Closed non closed 11 years ago

non commented 11 years ago

It's not enough to use a string constant with BigDecimal and a large decimal expansion, you have to actually provide your own MathContext:

scala> BigDecimal("0.12958129581958395829583295823958329852395832958295382")
res0: scala.math.BigDecimal = 0.1295812958195839582958329582395833

scala> BigDecimal("0.12958129581958395829583295823958329852395832958295382", new java.math.MathContext(200))
res1: scala.math.BigDecimal = 0.12958129581958395829583295823958329852395832958295382

I'm not sure the best way to word the warning, but I think the current warning is misleading.

HairyFotr commented 11 years ago

Interesting, I'll change the warning, and also try to detect the loss of precision for String. Thanks!

non commented 11 years ago

That's a good idea. For numbers that don't use scientific notation you can just remove the dot, and count the digits.

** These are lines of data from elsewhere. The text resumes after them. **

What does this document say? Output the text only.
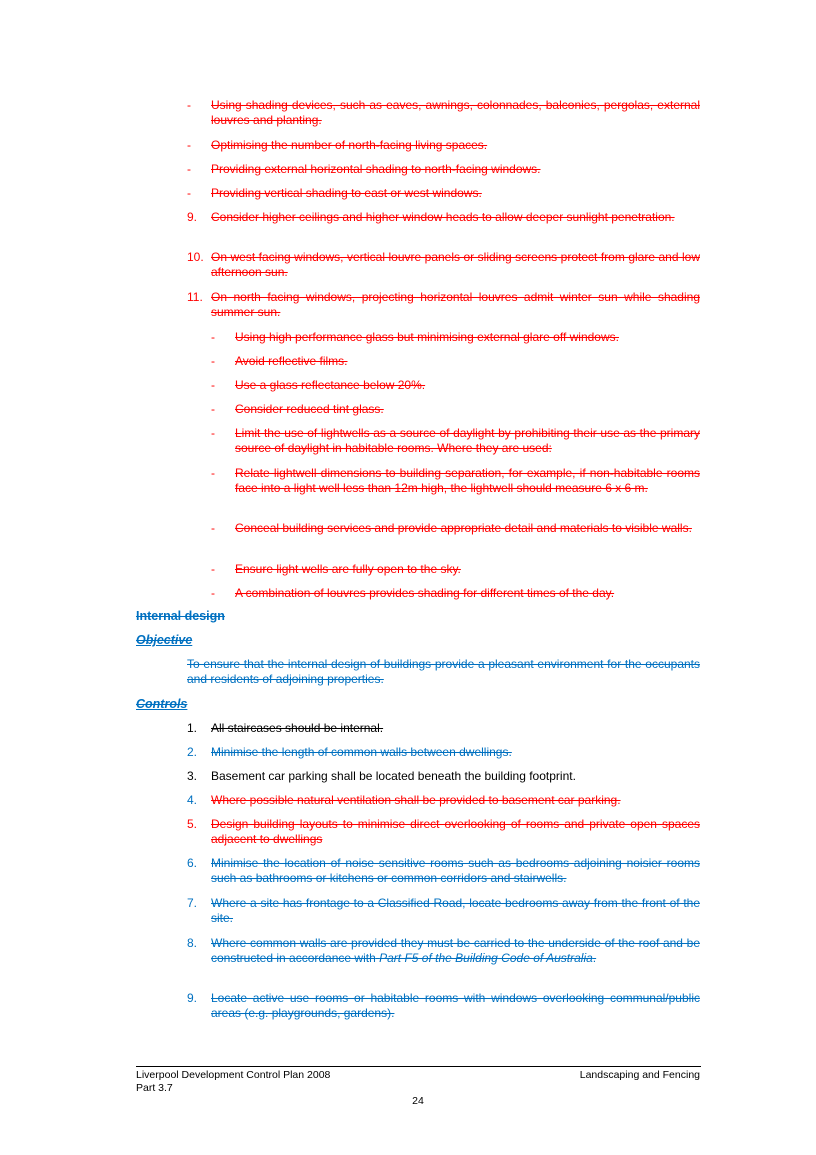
-	Using shading devices, such as eaves, awnings, colonnades, balconies, pergolas, external louvres and planting.
- Optimising the number of north-facing living spaces.
- Providing external horizontal shading to north-facing windows.
- Providing vertical shading to east or west windows.
9. Consider higher ceilings and higher window heads to allow deeper sunlight penetration.
10. On west facing windows, vertical louvre panels or sliding screens protect from glare and low afternoon sun.
11. On north facing windows, projecting horizontal louvres admit winter sun while shading summer sun.
- Using high performance glass but minimising external glare off windows.
- Avoid reflective films.
- Use a glass reflectance below 20%.
- Consider reduced tint glass.
- Limit the use of lightwells as a source of daylight by prohibiting their use as the primary source of daylight in habitable rooms. Where they are used:
- Relate lightwell dimensions to building separation, for example, if non-habitable rooms face into a light well less than 12m high, the lightwell should measure 6 x 6 m.
- Conceal building services and provide appropriate detail and materials to visible walls.
- Ensure light wells are fully open to the sky.
- A combination of louvres provides shading for different times of the day.
Internal design
Objective
To ensure that the internal design of buildings provide a pleasant environment for the occupants and residents of adjoining properties.
Controls
1. All staircases should be internal.
2. Minimise the length of common walls between dwellings.
3. Basement car parking shall be located beneath the building footprint.
4. Where possible natural ventilation shall be provided to basement car parking.
5. Design building layouts to minimise direct overlooking of rooms and private open spaces adjacent to dwellings
6. Minimise the location of noise sensitive rooms such as bedrooms adjoining noisier rooms such as bathrooms or kitchens or common corridors and stairwells.
7. Where a site has frontage to a Classified Road, locate bedrooms away from the front of the site.
8. Where common walls are provided they must be carried to the underside of the roof and be constructed in accordance with Part F5 of the Building Code of Australia.
9. Locate active use rooms or habitable rooms with windows overlooking communal/public areas (e.g. playgrounds, gardens).
Liverpool Development Control Plan 2008
Part 3.7
Landscaping and Fencing
24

scala> BigDecimal("1.234567", new java.math.MathContext(7))
res7: scala.math.BigDecimal = 1.234567

scala> BigDecimal("1.234567", new java.math.MathContext(6))
res8: scala.math.BigDecimal = 1.23457

The default MathContext used by BigDecimal has 34 digits of precision. I don't know that the language guarantees this, but I also don't imagine it changing soon, so it's probably safe to hardcode that for now.

non commented 11 years ago

(That said, if you're using a compiler plugin or macro, you can actually create your own BigDecimal and see how much precision its MathContext has, which should be relatively future-proof.)

HairyFotr commented 11 years ago

I did a very hacky checker for strings, but I think it works for most cases... Will revisit in a few days to fix a few issues and to clean it up, and then I'm closing.